Fiquei extremamente ansioso no dia em que o médico me liberou e a primeira coisa que fiz foi subir minha quieta rua sem saída. Percebo então, ao dobrar a esquina, que o mundo continuava lá, inabalável e excessivamente mundo. Os senhores do boteco ainda jogavam dominó e as pessoas dentro dos carros ainda ficavam estranhamente egoístas às dezoito horas – “horário de pico”.

Então eu voltei pra casa e não consegui entender mais nada.

17/04/2014

Duzentos Quilos de Mundo

Naqueles tempos a vida era mais simplória - não uso a palavra "simples" pois era de fato complexa, mas os desejos eram mais bobos.
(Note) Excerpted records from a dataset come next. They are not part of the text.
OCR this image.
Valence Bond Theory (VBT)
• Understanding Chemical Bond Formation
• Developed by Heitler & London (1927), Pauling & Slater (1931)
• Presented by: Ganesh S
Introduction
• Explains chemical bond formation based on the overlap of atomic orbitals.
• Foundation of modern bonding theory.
A gente queria tocar violão nos sábados e mostrar as músicas que aprendemos na semana, jogar video-game e andar pelo supermercado fazendo piada de tudo.
Então depois de uns dez anos nós crescemos e, sendo adultos, os desejos ficaram maliciosos e pervertidos. Passamos a querer o mundo nas nossas mãos, mas quase sempre ele escapa e fica bem em cima de nossas costas, o que nos rende grandes dores.
 São assim então as grandes aventuras e ambições da vida adulta? Carregar duzentos quilos de mundo todo dia. duzentos quilos de terra, aliás, pois não há um traço humano ou vivo em nossos mundinhos de lama. Ninguém nos contou essa parte do trabalho inútil, da hora-extra, das obrigações inadiáveis para com os almoços de domingo.

13/04/2014

Já fui escombro no mundo e poeira nos cantinhos da vida.
Peguei cada caquinho de mim mesmo no chão e me reconstruí como quimera de sorrisos fáceis e vida normal. Permaneci rachado como vaso quebrado de avó, mas bem colado; compacto.

27/01/2014

Os Couros

Fez um sol tão forte que os couros do fazedor de tambor estouraram de tão esticados. O samba dos pandeiros ficou mais rápido e os atabaques só podiam tocar Barra-Vento. Zé Amarildo foi obrigado a colocar graxa nos ganchos de sua rede. Ninguém foi pra roça por dois meses - e quem foi, por lá ficou, feito árvore de Cerrado dos desenhos que aparecem nos livros de Guimarães Rosa.

16/01/2014

Anais da Vida


Perdi tempo demais tentando escrever coisas profundas e o café - tão clichê para um escritor - esfriou.
Quis falar sobre as pombas sujas nos fios de luz. Elas cagam em nossas cabeças tão cheirosas de shampoo. E isso me pareceu terrivelmente triste. Então quis falar da vida, mas estava tentando parecer inteligente
e não consegui.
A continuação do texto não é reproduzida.